Citation avérée sur le montage photo

La citation figurant sur le montage photo de Félix Tshisekedi dans la publication de Glody Zima peut en revanche être attribuée au président congolais.

Elle est extraite d’un entretien de Tshisekedi avec des journalistes des médias français France 24 et RFI le 29 juin 2019, comme indiqué sur l’image.

La vidéo (près de 25 minutes) a été diffusée à la même date sur la chaîne YouTube de France 24, et y demeurait accessible au 28 janvier 2023.

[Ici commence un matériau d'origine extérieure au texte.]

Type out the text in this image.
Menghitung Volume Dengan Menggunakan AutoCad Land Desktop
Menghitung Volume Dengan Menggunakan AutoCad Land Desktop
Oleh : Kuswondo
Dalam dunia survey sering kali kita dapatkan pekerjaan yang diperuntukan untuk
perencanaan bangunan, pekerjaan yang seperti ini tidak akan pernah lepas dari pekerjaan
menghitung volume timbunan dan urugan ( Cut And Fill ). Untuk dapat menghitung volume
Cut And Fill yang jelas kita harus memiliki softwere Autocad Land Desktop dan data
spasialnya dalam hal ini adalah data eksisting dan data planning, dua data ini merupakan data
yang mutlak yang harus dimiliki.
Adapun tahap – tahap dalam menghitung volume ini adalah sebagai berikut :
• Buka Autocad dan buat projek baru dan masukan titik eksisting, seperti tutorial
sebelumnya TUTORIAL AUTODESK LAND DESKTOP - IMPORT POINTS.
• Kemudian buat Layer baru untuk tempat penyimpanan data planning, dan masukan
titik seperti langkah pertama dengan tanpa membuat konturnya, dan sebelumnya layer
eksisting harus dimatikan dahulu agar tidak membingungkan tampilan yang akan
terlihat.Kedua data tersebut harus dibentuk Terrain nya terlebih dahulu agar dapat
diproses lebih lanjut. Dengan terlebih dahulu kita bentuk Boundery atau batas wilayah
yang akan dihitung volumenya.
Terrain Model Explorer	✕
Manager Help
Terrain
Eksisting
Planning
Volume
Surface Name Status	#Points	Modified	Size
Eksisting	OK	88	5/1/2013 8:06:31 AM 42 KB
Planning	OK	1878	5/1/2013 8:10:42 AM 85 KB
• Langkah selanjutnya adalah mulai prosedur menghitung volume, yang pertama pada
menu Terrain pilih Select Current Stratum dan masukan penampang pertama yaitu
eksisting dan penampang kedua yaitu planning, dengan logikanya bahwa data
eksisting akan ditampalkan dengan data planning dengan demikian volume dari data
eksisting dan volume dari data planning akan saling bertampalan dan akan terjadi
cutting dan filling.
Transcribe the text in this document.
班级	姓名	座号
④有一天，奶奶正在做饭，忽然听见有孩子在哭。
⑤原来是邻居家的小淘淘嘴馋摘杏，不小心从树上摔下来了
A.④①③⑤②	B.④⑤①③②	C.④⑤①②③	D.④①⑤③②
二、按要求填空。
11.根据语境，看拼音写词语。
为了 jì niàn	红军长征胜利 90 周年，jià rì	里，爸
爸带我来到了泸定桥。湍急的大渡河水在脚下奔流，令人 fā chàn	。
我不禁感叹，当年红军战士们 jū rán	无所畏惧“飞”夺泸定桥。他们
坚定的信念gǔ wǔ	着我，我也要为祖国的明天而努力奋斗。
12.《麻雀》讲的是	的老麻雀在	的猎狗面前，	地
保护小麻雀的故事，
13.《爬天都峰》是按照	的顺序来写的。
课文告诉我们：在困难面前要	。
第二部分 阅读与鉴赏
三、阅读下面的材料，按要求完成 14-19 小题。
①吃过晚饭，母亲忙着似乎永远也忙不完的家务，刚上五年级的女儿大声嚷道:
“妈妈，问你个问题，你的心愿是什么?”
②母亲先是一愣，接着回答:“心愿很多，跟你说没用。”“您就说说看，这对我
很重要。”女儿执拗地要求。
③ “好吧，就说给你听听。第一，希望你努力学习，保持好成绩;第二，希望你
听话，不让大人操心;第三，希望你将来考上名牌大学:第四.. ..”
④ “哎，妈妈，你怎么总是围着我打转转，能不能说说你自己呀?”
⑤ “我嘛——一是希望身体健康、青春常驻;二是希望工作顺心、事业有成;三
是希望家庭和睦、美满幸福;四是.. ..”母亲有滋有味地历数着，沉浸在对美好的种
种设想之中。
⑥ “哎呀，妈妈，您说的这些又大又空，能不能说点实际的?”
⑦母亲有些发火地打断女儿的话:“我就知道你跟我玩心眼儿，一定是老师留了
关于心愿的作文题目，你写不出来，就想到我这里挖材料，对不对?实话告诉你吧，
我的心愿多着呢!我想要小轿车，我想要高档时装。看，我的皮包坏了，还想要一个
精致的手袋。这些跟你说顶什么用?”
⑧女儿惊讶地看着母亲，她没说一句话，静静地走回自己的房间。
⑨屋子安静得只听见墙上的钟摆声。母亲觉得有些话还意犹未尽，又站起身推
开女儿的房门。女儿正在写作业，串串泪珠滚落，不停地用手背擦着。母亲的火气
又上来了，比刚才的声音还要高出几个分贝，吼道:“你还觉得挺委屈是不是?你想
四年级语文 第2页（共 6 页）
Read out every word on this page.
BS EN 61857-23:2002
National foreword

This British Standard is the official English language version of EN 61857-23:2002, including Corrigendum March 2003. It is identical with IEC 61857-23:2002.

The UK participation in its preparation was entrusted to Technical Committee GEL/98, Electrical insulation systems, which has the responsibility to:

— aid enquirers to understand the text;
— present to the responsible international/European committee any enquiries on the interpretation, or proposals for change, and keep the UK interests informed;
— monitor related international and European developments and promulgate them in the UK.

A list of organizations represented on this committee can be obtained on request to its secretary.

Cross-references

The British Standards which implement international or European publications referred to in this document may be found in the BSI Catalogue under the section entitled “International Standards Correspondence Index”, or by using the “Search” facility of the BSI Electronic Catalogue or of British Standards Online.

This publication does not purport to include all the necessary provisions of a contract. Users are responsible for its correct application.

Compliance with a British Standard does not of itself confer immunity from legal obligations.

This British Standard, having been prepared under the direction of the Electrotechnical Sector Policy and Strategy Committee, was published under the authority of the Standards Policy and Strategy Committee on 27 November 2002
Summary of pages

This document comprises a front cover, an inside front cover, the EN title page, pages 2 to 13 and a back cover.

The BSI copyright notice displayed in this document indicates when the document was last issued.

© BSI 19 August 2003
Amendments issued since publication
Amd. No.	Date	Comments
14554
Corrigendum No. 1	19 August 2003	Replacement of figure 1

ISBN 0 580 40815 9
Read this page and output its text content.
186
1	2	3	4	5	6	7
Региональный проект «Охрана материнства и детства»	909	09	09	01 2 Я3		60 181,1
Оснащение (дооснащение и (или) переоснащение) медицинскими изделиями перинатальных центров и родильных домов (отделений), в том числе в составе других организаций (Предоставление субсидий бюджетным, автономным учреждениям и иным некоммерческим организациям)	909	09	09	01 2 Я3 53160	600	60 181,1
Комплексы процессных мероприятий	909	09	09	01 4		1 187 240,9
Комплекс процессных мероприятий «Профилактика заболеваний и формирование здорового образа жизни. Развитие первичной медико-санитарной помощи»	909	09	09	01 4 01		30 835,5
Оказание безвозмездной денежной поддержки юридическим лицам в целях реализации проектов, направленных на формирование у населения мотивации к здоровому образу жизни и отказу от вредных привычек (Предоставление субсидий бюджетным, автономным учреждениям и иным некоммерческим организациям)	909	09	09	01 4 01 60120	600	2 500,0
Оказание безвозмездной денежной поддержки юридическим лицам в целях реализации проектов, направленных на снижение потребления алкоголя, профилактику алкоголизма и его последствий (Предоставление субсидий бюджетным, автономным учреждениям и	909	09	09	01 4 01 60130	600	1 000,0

Le chef de l’État congolais, alors aux affaires depuis quelques mois, a affirmé avoir effectué des tournées dans la région pour « établir une coopération » contre les groupes armés dans la zone, et avoir constaté une « très, très bonne entente, que ce soit avec le Rwanda, ou avec l’Ouganda, le Burundi… Bref, avec tous les voisins ».

À 5:39, un des journalistes lui a demandé si Paul Kagame était « un partenaire fiable » à ses yeux, Félix Tshisekedi a répondu : « Ah oui, absolument. Et nécessaire », en précisant que tous ses homologues des pays voisins étaient « des partenaires essentiels pour la paix et la sécurité dans la région ».